Added the @weekly schedule decorator.
Deprecations
The dagster-ge library has been removed from this release due to drift from the underlying
Great Expectations implementation.
dagster-pandas
PandasColumn now includes an is_optional flag, replacing the previous
ColumnExistsConstraint.
You can now pass the ignore_missing_values flag to PandasColumn in order to apply column
constraints only to the non-missing rows in a column.
dagster-k8s
The Helm chart now includes provision for an Ingress and for multiple Celery queues.
It is now possible to configure a Dagit instance to disable executing pipeline runs in a local
subprocess.
Resource initialization, teardown, and associated failure states now emit structured events
visible in Dagit. Structured events for pipeline errors and multiprocess execution have been
consolidated and rationalized.
Support Redis queue provider in dagster-k8s Helm chart.
Support external postgresql in dagster-k8s Helm chart.
Bugfix
Fixed an issue with inaccurate timings on some resource initializations.
Fixed an issue that could cause the multiprocess engine to spin forever.
Fixed an issue with default value resolution when a config value was set using SourceString.
Fixed an issue when loading logs from a pipeline belonging to a different repository in Dagit.
Fixed an issue with where the CLI command dagster schedule up would fail in certain scenarios
with the SystemCronScheduler.
Pandas
Column constraints can now be configured to permit NaN values.
Dagstermill
Removed a spurious dependency on sklearn.
Docs
Improvements and fixes to docs.
Restored dagster.readthedocs.io.
Experimental
An initial implementation of solid retries, throwing a RetryRequested exception, was added.
This API is experimental and likely to change.
Other
Renamed property runtime_type to dagster_type in definitions. The following are deprecated
and will be removed in a future version.
InputDefinition.runtime_type is deprecated. Use InputDefinition.dagster_type instead.
OutputDefinition.runtime_type is deprecated. Use OutputDefinition.dagster_type instead.
CompositeSolidDefinition.all_runtime_types is deprecated. Use
CompositeSolidDefinition.all_dagster_types instead.
SolidDefinition.all_runtime_types is deprecated. Use SolidDefinition.all_dagster_types
instead.
PipelineDefinition.has_runtime_type is deprecated. Use PipelineDefinition.has_dagster_type
instead.
PipelineDefinition.runtime_type_named is deprecated. Use
PipelineDefinition.dagster_type_named instead.
PipelineDefinition.all_runtime_types is deprecated.

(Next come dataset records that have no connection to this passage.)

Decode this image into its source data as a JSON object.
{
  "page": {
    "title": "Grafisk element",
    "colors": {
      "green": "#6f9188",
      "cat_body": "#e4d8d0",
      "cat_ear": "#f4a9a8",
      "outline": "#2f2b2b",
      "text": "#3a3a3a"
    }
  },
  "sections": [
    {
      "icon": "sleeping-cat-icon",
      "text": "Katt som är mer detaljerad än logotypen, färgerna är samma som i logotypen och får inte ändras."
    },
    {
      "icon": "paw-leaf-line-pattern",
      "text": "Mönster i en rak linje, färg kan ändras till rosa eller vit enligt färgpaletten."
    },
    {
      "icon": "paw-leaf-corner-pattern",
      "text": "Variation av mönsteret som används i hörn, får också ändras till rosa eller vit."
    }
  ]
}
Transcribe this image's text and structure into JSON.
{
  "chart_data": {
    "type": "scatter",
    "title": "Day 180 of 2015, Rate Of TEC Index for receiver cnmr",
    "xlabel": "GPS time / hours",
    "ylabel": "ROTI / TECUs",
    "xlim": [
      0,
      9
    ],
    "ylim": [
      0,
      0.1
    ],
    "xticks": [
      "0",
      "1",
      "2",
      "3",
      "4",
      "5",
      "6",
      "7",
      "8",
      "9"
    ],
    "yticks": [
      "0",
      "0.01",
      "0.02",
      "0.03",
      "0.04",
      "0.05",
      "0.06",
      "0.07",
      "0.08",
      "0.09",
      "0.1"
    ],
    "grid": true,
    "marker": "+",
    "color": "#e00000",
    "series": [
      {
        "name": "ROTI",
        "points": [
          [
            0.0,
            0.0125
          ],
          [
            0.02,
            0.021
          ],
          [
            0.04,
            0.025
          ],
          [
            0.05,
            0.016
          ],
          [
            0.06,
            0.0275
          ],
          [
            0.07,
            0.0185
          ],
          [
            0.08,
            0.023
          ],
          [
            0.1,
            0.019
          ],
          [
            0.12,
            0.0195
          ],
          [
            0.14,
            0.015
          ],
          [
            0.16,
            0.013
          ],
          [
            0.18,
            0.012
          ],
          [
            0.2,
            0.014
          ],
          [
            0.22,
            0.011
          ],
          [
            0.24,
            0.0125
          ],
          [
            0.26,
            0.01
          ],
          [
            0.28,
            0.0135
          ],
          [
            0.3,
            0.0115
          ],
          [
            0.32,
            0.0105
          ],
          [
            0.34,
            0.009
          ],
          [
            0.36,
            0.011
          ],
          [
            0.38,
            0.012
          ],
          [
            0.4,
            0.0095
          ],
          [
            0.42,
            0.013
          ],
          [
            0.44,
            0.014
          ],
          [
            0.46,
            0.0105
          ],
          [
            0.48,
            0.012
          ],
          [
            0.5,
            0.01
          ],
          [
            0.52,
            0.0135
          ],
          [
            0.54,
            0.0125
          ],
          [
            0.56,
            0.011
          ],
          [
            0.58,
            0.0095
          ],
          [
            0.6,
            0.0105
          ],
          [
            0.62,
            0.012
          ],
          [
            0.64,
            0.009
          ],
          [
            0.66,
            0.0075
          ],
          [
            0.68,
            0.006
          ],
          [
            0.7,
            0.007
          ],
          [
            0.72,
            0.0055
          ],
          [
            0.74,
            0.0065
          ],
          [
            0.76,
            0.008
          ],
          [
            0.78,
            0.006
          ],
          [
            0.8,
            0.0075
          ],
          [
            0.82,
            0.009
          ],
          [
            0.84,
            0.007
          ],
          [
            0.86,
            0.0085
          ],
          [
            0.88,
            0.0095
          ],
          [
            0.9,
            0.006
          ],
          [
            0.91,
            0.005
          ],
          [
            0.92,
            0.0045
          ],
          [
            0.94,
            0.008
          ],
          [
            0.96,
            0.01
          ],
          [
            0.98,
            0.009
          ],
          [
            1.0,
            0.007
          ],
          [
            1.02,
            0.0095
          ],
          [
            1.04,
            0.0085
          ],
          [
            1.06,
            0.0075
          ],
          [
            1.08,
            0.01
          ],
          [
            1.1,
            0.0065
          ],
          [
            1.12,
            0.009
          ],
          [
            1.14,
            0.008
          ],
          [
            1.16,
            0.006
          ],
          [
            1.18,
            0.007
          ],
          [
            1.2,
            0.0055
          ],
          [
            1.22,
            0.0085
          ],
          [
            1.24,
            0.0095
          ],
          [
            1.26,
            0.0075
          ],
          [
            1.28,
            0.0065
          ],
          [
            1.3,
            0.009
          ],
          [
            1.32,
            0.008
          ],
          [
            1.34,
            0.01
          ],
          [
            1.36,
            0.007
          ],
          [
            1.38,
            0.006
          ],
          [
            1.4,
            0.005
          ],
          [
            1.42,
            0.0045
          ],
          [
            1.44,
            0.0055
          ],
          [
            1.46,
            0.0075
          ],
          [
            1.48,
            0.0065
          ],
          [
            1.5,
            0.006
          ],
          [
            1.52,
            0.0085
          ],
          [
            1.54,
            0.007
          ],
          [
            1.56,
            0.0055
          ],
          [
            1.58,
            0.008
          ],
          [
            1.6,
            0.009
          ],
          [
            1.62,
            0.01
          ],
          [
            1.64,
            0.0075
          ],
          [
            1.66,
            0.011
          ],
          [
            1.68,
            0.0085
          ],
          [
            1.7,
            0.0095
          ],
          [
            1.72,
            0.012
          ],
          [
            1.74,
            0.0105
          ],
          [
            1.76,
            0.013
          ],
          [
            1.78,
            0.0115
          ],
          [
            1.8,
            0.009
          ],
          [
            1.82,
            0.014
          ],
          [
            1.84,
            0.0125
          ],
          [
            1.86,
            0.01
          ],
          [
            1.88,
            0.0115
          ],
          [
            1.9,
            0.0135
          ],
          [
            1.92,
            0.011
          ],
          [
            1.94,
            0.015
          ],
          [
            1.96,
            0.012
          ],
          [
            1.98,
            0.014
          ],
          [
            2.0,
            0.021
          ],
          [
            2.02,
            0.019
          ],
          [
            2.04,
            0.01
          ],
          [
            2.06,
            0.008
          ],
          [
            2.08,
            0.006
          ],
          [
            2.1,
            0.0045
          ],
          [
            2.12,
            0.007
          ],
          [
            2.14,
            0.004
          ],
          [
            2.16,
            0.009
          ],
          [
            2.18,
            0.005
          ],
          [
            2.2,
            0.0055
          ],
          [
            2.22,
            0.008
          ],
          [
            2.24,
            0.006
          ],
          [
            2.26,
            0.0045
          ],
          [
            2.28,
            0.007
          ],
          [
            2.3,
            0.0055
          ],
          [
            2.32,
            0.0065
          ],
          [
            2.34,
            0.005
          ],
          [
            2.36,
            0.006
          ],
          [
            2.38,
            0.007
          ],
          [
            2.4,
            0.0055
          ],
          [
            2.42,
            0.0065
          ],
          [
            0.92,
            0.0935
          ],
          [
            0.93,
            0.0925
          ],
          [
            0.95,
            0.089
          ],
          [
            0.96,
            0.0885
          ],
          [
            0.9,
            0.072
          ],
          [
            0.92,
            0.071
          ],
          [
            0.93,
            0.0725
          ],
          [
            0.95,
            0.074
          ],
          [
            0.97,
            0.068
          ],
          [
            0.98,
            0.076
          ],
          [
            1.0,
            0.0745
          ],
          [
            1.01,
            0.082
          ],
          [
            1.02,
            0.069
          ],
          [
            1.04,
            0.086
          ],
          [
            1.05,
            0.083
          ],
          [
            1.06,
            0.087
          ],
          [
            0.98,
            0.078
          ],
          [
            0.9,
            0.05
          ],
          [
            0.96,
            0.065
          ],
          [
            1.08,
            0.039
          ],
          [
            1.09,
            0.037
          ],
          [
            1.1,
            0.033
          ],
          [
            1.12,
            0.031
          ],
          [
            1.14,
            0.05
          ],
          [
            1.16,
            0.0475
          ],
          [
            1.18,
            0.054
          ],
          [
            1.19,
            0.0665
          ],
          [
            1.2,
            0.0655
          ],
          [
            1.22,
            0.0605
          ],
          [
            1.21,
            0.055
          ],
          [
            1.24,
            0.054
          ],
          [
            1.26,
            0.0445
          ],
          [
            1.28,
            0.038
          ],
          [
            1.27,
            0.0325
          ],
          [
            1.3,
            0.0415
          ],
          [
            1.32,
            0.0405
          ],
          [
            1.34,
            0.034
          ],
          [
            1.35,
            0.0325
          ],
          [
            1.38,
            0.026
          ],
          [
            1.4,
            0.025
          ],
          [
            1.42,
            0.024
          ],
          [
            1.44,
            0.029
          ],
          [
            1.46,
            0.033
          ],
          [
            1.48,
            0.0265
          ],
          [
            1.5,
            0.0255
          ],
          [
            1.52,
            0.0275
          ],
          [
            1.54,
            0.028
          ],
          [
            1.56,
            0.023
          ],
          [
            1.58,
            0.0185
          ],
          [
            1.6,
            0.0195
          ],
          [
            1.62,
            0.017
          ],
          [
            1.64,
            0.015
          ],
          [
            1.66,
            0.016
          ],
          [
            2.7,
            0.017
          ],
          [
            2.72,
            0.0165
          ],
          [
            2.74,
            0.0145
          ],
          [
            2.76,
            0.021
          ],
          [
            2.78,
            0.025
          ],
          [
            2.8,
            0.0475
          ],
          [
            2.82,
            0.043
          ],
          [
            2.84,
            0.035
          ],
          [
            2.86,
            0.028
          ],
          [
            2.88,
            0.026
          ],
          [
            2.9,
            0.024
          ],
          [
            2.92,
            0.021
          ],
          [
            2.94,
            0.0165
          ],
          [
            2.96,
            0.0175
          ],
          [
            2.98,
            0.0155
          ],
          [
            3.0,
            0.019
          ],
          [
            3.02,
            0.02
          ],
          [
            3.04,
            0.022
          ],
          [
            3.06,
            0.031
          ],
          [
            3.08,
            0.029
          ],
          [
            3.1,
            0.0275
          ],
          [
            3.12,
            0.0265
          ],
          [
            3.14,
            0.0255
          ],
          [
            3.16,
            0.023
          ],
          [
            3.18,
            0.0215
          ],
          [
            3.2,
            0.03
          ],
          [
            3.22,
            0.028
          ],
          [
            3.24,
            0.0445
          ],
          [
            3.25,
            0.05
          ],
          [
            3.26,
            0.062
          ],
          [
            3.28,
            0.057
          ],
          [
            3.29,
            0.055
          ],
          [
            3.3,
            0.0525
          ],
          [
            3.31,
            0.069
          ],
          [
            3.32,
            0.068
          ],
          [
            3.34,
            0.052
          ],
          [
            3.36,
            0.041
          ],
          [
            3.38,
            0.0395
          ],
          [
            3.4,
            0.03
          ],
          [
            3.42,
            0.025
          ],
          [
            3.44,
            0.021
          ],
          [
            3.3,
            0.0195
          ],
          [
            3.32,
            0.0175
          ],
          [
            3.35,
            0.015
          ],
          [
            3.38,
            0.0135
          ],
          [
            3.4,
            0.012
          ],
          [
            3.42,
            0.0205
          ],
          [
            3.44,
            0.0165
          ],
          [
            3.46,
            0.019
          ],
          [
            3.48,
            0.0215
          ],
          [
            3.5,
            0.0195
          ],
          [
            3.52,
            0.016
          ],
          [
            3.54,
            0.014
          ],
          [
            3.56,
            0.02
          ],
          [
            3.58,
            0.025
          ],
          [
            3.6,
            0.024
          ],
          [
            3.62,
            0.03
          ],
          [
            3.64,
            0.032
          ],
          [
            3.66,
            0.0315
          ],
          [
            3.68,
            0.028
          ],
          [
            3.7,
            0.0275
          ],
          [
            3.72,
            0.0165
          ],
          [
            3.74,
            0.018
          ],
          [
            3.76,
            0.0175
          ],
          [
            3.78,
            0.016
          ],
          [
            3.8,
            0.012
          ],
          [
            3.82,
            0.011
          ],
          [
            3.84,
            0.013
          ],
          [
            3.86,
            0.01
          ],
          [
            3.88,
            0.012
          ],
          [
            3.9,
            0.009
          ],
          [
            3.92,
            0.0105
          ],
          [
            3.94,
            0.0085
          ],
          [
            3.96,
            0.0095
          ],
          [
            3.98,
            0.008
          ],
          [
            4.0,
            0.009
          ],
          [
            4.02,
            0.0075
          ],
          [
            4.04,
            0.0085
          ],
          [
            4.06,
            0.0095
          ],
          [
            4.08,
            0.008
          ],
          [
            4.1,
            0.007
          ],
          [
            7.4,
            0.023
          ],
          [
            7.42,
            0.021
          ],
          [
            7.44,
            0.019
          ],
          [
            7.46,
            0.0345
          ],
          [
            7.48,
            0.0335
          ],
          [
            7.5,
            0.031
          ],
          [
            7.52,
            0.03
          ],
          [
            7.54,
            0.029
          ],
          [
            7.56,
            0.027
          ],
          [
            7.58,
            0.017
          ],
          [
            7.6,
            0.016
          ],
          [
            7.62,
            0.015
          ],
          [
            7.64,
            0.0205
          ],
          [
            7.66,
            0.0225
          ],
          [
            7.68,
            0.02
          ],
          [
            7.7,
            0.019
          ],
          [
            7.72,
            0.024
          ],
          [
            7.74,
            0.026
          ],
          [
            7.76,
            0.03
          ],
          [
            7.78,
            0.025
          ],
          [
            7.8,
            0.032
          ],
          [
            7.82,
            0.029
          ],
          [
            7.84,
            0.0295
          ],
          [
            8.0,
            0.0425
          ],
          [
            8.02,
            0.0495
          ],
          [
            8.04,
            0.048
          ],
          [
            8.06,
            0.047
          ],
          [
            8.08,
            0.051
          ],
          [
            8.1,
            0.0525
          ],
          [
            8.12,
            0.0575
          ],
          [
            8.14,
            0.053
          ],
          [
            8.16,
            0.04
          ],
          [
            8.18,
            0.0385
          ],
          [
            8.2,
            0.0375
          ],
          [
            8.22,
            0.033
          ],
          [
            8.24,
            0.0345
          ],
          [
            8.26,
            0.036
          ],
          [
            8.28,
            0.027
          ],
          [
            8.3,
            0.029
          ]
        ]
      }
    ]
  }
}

Use
PipelineDefinition.all_dagster_types instead.
dagster.readthedocs.io is currently stale due to availability issues.
New
Improvements to S3 Resource. (Thanks @dwallace0723!)
Better error messages in Dagit.
Better font/styling support in Dagit.
Changed OutputDefinition to take is_required rather than is_optional argument. This is to
remain consistent with changes to Field in 0.7.1 and to avoid confusion
with python's typing and dagster's definition of Optional, which indicates None-ability,
rather than existence. is_optional is deprecated and will be removed in a future version.
Added support for Flower in dagster-k8s.
Added support for environment variable config in dagster-snowflake.
Bugfixes
Improved performance in Dagit waterfall view.
Fixed bug when executing solids downstream of a skipped solid.
Improved navigation experience for pipelines in Dagit.
Fixed for the dagster-aws CLI tool.
Fixed issue starting Dagit without DAGSTER_HOME set on windows.
Fixed pipeline subset execution in partition-based schedules.